Eliasar de Campos e sua esposa Anunciação
Tico, irmão de Eliasar, foi o funcionário que mais marcou a farmácia.

As mudanças na farmácia ao longo do tempo

Fachadas luminosas, ambientes modernos, balcões e gôndolas em tons claros, além de sistemas de self-service, são algumas das características das farmácias dos nossos dias. Nelas, os medicamentos tornaram-se apenas mais um entre os muitos artigos oferecidos. Há muito tempo, a saúde deixou de ser a razão principal de existência da farmácia.

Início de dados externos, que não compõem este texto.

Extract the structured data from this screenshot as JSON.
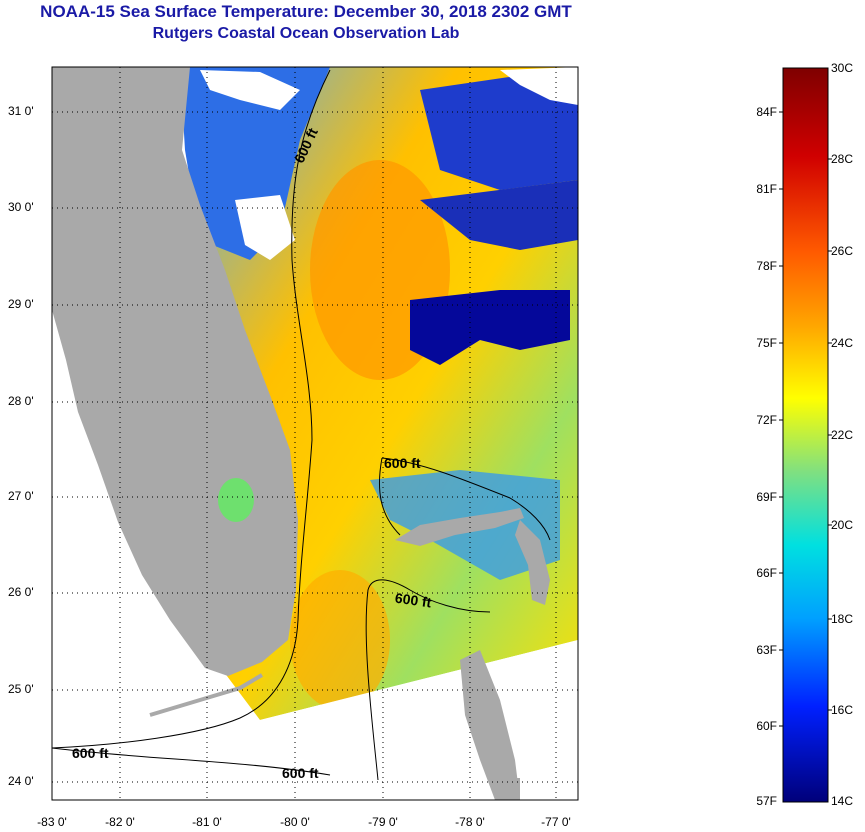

Aquela farmácia artesanal — marcada por sua arquitetura simples, mobiliário característico, objetos tradicionais e, sobretudo, pela relação íntima entre o farmacêutico e os moradores — ficou no passado. Permanece agora como memória, algo a ser preservado e contado às próximas gerações.

As farmácias e drogarias atuais são frutos de uma transformação ditada pela indústria farmacêutica, orientadas por estratégias de mercado e pelo marketing. A enorme variedade de produtos, aliada a espaços planejados para o autoatendimento, contribuiu para o distanciamento do calor humano que antes definia o relacionamento entre farmácia e cliente.

Hoje, o farmacêutico permanece presente no ambiente da farmácia, mas muitas vezes atua nos bastidores, responsável pela supervisão da circulação de medicamentos e pelo controle de substâncias psicotrópicas. O contato direto com o público, outrora fundamental, tornou-se mais raro.

Apesar disso, há um movimento em direção a um novo propósito: promover a saúde por meio de uma relação personalizada e de confiança entre médico, farmacêutico e paciente. Alcançar esse ideal pode significar resgatar, em essência, o modelo tradicional do início do século passado — onde o cuidado, a escuta e o vínculo humano eram o verdadeiro remédio.

Matéria publicada na Revista Bemporto Ano 1 > n. 9 > fev|2015

Comentários sobre “As Antigas Farmácias de Porto Feliz: Entre Fórmulas, Afeto e História.

  1. Sou neta de Floriano Torres quando morei em Porto Feliz entre os anos 1968 até 1970, lembro da farmácia do tio Aristides onde os medicamentos eram feitos por ele ( bolinhas homeopáticas que em poucos dias estavamos curados). Também a Farmapires onde precisei de curativos por uma queimadura no braço e uma picada de abelha onde fui atendida com todo amor e carinho. A farmácia do Eliasar onde a minha avó Alcides comprava os seus remédios, e a farmácia do Zé onde sempre passava para pesar na balança. Tempos bons que me traz muita saudades.